Nothing here either.


----------



## Kalne (Oct 25, 2007)

None.....other than a microfiber cloth that I wipe them down with to make sure there's no dust on them and I also rub the edges to remove any loose soap from where I cut.


----------



## Guest (Dec 27, 2010)

I bevel all my edges, use a soap planer.. works great.. and then I use all the edges taken off to make rebatched soap for hubby and myself.. 
Barb


----------



## Jenny M (Nov 21, 2009)

Veggie peeler here, too, altho I'm hoping to get a planer soon to speed up the process.

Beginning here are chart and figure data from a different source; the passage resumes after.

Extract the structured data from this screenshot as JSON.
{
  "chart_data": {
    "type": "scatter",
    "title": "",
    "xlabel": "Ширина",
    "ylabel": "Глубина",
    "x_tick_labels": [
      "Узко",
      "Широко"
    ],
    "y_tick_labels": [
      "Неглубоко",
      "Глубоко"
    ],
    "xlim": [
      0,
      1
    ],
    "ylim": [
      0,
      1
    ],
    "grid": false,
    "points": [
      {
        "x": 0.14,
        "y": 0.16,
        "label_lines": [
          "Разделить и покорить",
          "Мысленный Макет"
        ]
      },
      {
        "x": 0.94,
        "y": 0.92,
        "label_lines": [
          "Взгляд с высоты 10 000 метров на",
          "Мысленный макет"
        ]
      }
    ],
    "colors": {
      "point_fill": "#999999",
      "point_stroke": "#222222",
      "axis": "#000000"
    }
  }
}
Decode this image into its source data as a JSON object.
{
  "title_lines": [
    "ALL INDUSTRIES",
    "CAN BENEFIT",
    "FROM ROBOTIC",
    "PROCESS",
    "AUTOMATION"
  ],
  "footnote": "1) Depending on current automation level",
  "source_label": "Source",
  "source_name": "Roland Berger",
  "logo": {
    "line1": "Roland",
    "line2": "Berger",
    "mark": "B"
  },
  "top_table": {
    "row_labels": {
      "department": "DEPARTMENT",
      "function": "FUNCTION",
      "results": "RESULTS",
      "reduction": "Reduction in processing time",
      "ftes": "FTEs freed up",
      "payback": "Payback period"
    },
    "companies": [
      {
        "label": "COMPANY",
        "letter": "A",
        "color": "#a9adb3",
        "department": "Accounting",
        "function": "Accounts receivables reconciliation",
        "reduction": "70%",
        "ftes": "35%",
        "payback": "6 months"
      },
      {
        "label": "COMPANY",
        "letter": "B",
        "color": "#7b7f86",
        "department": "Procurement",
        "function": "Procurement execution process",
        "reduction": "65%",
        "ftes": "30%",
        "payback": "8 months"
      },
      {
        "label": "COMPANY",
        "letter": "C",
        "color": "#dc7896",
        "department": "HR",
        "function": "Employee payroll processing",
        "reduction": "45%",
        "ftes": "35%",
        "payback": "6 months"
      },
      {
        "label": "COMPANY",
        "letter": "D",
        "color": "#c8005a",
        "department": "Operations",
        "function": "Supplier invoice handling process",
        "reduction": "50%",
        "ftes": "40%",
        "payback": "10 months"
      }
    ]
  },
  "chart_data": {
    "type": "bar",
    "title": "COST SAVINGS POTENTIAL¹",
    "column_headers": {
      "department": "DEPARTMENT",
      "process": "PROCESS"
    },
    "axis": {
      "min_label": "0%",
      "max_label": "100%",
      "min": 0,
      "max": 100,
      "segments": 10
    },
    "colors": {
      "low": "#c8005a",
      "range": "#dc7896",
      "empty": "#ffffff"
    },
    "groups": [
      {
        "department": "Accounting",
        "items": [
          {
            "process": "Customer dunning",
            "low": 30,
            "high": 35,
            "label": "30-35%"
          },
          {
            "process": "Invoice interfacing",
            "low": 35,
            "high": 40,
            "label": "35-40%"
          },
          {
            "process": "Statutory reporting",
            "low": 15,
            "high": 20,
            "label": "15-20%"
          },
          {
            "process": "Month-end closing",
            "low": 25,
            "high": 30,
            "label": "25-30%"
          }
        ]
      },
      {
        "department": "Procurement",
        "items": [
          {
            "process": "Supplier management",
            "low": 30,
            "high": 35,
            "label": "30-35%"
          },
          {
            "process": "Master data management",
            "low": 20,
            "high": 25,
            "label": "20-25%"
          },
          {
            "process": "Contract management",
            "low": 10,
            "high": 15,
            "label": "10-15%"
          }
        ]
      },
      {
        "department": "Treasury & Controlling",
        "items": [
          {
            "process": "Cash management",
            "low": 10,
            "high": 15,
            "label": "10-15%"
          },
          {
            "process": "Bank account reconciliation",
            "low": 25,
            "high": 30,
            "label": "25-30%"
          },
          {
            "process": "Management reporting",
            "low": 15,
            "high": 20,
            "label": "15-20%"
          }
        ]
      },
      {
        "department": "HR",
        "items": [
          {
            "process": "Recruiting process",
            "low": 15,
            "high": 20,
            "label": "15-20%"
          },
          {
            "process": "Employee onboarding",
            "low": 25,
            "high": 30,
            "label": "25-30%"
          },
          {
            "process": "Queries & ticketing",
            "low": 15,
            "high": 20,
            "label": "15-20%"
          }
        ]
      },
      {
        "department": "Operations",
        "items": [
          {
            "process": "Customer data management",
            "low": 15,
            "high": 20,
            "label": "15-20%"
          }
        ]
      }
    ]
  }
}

I use a sponge/scrubbie to polish & round off the edges of the hotel soaps.

Jenny


----------



## Anita Martin (Dec 26, 2007)

I use a very small paring knife and just take off crumbly edges or ends that are a tad too high and will cause tears when I shrink wrap.


----------



## Faye Farms (Sep 14, 2009)

Kalne said:


> None.....other than a microfiber cloth that I wipe them down with to make sure there's no dust on them and I also rub the edges to remove any loose soap from where I cut.


I do the same as well. Since I started covering my curing rack with a huge sheet I haven't had to deal with any dust though.


----------



## Kalne (Oct 25, 2007)

Yeah.....I finally wised up and started laying paper towels over the tops but I still worry about it. LOL


----------